The council’s executive director of place, Paul Lawrence, told the council’s housing, homelessness and fair work committee, that land supply will have to be considered, including the possibility of building on greenfield areas across the Capital.

He said: “There are clearly a number of very obvious choices to be made.

“For example, existing densities are one lens through which this could be looked at, intensification of current brownfield uses can be looked at, greenfield and green belt release can be looked at – all of these matters will be set out in the choices document.

“There are a range of choices to be made. Exactly how we are going to do that is a matter that will move forward in the process outlined.”

Cllr Scott Arthur said: “Last year we were told that extending the tramline to Newhaven would take pressure off our greenbelt, now the council appears to be back-peddling on that.

"I have no idea how long I'm going to be a councillor for, but I intend to leave the greenbelt in my ward as I found it - a haven for wildlife and biodiversity.
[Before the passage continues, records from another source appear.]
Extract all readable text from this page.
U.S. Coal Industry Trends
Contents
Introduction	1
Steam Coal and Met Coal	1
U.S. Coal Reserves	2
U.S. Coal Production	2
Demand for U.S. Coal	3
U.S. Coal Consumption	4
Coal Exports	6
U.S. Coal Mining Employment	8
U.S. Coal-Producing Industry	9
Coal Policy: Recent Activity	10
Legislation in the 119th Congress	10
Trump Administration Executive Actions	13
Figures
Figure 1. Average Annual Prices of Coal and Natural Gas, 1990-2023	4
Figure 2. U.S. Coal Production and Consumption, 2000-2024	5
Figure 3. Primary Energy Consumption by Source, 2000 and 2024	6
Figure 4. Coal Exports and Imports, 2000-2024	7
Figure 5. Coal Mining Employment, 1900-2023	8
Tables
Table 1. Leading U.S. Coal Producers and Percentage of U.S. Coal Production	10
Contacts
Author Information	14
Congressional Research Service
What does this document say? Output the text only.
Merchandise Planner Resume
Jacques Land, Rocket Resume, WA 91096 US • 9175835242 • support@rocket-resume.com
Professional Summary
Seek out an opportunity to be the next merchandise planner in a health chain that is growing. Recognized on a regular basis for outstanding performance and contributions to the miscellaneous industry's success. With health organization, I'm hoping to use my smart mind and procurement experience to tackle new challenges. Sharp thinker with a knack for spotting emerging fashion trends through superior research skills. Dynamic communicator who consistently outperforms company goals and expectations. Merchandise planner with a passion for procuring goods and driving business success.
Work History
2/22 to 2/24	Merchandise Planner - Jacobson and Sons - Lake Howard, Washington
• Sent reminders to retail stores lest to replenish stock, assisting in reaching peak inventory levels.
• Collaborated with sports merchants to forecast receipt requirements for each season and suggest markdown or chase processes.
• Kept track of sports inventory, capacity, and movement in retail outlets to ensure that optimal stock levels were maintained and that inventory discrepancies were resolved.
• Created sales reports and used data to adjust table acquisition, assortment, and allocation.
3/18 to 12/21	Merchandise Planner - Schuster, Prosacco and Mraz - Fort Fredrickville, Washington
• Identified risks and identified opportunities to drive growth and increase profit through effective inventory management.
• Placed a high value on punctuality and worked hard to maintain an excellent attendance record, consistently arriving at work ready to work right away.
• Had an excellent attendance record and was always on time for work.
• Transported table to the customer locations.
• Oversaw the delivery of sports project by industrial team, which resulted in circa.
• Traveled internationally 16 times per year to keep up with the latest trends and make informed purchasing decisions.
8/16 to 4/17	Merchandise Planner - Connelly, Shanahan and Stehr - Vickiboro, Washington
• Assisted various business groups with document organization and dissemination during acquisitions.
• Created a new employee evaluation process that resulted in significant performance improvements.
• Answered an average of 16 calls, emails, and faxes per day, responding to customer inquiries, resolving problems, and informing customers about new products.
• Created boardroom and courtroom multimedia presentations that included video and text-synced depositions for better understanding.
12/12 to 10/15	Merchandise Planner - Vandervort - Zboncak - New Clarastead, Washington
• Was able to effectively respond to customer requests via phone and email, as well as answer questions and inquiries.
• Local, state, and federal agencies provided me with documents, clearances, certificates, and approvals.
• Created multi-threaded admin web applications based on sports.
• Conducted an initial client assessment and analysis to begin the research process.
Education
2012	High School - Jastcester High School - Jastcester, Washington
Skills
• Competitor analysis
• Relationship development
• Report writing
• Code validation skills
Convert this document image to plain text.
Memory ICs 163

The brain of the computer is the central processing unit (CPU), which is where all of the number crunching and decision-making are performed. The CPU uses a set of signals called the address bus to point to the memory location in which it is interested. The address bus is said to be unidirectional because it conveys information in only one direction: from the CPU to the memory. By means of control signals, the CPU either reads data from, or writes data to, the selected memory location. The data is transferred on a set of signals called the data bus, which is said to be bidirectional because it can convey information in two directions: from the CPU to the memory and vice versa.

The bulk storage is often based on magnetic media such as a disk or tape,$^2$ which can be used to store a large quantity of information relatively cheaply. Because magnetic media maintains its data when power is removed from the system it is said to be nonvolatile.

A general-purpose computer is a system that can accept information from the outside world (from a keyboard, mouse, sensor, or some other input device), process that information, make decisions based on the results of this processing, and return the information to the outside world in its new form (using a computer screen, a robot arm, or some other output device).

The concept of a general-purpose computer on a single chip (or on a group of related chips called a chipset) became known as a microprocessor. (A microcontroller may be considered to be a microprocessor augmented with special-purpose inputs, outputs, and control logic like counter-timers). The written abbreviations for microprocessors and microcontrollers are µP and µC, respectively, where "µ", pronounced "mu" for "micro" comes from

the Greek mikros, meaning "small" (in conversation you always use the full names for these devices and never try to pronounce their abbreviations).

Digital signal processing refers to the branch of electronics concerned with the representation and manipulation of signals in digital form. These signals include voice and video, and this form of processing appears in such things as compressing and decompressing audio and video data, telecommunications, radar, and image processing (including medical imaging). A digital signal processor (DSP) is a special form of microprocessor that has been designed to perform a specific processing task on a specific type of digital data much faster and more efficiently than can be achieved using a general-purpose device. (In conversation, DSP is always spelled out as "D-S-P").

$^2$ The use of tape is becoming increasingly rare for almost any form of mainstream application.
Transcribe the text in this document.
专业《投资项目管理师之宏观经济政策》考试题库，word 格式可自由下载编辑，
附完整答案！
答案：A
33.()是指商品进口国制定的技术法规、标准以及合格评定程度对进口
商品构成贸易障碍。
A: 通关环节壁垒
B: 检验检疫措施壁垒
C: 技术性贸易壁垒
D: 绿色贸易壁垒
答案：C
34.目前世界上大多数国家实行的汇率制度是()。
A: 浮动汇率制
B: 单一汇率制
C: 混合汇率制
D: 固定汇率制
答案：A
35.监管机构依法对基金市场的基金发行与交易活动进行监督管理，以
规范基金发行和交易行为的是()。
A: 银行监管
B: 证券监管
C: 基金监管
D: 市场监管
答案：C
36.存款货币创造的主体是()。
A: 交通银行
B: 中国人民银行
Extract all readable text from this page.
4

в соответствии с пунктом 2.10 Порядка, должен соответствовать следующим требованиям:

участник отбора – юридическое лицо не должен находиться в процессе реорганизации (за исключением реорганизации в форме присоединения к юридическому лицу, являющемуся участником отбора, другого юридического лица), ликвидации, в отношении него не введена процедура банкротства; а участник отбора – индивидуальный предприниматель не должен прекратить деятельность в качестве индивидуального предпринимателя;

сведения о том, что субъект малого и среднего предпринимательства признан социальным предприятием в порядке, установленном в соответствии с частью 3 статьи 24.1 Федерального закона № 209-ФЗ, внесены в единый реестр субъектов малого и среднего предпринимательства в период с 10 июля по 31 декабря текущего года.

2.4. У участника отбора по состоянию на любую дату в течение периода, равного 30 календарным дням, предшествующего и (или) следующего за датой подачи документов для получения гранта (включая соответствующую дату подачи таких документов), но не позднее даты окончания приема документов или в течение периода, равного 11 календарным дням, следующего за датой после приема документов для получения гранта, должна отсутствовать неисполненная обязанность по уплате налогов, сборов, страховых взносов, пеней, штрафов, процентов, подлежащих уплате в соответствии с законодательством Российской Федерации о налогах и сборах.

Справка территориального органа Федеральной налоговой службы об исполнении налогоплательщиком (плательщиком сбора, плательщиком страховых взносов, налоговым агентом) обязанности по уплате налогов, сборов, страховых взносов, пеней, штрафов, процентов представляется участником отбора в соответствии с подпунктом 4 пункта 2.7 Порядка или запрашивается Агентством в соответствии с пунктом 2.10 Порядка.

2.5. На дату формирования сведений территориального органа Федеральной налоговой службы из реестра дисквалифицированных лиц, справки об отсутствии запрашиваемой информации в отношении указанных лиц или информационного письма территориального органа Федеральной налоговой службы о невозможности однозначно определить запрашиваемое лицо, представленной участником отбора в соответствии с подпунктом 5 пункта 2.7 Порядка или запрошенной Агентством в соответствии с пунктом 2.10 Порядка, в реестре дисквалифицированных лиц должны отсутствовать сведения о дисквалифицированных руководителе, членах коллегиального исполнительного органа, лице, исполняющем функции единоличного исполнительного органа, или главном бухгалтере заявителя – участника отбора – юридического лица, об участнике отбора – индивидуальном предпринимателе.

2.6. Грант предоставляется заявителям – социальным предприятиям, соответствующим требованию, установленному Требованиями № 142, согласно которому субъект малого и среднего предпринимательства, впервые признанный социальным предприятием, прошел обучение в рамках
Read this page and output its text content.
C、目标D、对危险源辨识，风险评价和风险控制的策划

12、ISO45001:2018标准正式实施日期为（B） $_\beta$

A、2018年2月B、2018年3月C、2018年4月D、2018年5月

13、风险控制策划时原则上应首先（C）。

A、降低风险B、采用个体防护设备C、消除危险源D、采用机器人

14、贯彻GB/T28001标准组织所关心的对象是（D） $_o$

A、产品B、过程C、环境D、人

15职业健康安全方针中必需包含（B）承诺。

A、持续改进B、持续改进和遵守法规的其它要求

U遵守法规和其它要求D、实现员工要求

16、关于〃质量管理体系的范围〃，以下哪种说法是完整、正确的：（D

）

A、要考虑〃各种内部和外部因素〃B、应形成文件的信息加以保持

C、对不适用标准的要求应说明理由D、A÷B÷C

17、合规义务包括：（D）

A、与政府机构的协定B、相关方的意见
Any city that is seriously concerned about climate change should not be building on the greenbelt when brownfield sites are clearly available. Mr Lawrence needs to think again."

Cllr Whyte has called for more openness from the council about its plans and believes any overhaul will first need public support.

He said: “If you are going to build all these houses over and above what the land supply says, then you need to take the public with you and provide the infrastructure.

“I’m not seeing anything that allows us to do that yet. We’re not persuading anyone. In m ward and in the outer parts of the city, people are very much against expansion at the moment because they say there’s no infrastructure and it simply adds to the traffic and congestion. We’re going to have to persuade people if we are going to take things forward.”